Last month, I found myself celebrating another amazing
milestone – publication of my second novel, The
Huntress Sky, only five months after the launch of Sea! I grabbed a copy of the book and invited my dad to Herstmonceux
Castle, where we spent a fantastic few hours with Sussex Falconry, flying
hawks, kites and owls. Here is (the extremely vocal) Halo, a barn owl:
And here’s a slightly wonky photo of Sky against the castle backdrop.
This year, I’ve been slowly calming down and learning
to enjoy the experience of being in such a privileged position. I’m gradually learning
how to speak in front of audiences at festivals and schools, though my palms
still sweat and my throat still tightens. I’m learning how to trust in my
creative process, as well as my innate sense of storytelling – a sense I
believe is in all of us. I’m learning how to wear my new identity of ‘author’

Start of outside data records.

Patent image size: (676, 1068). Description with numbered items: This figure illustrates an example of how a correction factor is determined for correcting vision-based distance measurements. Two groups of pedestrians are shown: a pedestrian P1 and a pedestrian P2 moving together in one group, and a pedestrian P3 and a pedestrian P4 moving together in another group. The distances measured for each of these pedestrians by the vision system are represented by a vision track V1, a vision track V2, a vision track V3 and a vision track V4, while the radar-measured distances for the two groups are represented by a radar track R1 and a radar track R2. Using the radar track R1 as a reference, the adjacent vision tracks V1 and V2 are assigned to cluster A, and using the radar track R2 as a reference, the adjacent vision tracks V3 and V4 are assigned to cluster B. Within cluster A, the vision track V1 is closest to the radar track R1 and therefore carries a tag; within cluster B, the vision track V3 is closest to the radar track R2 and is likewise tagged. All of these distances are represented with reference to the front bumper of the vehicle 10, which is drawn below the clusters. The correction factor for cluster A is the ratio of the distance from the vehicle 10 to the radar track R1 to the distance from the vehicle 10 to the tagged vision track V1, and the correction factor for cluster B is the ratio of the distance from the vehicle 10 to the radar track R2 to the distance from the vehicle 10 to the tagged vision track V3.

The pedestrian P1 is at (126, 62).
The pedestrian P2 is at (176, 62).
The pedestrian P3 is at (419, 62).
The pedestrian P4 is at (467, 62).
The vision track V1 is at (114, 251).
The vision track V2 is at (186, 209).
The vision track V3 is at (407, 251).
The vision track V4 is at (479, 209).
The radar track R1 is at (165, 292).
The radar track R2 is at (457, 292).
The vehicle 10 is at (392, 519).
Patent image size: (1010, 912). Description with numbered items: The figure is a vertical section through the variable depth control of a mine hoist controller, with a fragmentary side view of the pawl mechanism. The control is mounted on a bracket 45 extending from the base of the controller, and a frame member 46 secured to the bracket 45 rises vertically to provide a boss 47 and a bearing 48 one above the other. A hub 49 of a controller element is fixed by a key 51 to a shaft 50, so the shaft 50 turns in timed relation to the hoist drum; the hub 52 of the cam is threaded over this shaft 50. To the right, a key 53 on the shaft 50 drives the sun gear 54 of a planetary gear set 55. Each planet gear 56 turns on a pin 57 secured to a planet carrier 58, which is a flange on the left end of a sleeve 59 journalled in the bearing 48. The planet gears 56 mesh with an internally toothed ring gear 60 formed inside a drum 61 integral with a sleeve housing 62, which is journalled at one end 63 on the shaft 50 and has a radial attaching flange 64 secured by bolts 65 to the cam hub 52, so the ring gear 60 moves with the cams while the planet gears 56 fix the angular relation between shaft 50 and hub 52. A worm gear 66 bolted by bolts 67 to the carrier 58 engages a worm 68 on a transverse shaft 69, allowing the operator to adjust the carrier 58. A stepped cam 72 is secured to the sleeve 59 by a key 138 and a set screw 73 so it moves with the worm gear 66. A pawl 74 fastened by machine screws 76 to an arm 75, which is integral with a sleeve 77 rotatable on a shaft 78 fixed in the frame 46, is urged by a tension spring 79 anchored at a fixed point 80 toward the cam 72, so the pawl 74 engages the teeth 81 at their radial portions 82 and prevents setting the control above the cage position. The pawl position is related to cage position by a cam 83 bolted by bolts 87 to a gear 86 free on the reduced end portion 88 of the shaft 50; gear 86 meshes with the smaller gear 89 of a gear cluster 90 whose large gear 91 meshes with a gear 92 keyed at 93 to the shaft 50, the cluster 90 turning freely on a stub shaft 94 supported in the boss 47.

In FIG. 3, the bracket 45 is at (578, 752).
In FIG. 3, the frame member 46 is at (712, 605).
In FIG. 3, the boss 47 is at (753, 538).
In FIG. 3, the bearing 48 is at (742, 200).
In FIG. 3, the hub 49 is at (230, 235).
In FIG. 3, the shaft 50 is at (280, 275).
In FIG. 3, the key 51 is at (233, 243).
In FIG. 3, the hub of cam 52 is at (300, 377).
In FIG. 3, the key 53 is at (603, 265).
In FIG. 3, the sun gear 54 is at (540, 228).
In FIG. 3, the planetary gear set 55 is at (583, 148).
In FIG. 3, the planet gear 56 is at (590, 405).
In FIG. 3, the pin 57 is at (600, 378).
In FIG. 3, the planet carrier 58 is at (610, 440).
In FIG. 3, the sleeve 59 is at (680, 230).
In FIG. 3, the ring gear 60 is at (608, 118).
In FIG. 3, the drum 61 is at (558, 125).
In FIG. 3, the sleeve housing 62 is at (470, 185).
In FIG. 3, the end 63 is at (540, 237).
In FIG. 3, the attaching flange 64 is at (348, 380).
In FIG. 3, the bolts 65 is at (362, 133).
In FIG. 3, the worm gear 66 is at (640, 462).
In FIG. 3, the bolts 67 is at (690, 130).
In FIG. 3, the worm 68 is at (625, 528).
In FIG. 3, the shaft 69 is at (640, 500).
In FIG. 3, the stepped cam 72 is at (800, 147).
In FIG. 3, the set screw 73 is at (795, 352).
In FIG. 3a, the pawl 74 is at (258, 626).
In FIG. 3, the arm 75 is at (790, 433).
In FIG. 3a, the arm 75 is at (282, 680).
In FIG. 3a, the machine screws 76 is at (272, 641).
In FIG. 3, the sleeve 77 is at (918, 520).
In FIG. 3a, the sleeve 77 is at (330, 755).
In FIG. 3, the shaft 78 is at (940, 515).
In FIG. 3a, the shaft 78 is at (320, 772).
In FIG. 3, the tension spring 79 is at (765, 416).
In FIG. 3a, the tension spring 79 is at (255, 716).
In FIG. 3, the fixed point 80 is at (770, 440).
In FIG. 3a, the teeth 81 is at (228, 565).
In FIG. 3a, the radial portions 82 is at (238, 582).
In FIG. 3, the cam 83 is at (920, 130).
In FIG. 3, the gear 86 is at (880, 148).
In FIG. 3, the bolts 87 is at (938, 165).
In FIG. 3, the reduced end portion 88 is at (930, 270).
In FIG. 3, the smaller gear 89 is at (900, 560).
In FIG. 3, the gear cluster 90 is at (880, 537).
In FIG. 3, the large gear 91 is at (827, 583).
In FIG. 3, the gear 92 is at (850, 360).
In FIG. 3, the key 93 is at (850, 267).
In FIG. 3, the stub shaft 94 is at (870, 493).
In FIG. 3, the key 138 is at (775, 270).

(such a beautiful word) and not feel so exposed in doing so. It helps that I
have the most supportive community of writers, agents and editors to guide me. Big
thanks to my lovely friend Jess Butterworth for the chance to write this piece,
sorry for the life story and thank you for reading!
Sarah Driver
4 comments:
Thanks Sarah and all the best with the up and down, rock and roll world of writing.
Exciting! Good luck on your writing journey...
Lovely post, Sarah, about an uplifting journey. Hope the Huntress & future stories are huge successes for you.
I really loved your first book and after reading it gave it to my 11 year old niece. I must buy the second one now, and I will definitely read it before passing it on to her again (if I can bear to!). In one way I don't think I need to say 'Good luck' as you are such a good writer - but I say good luck anyway as we all need it!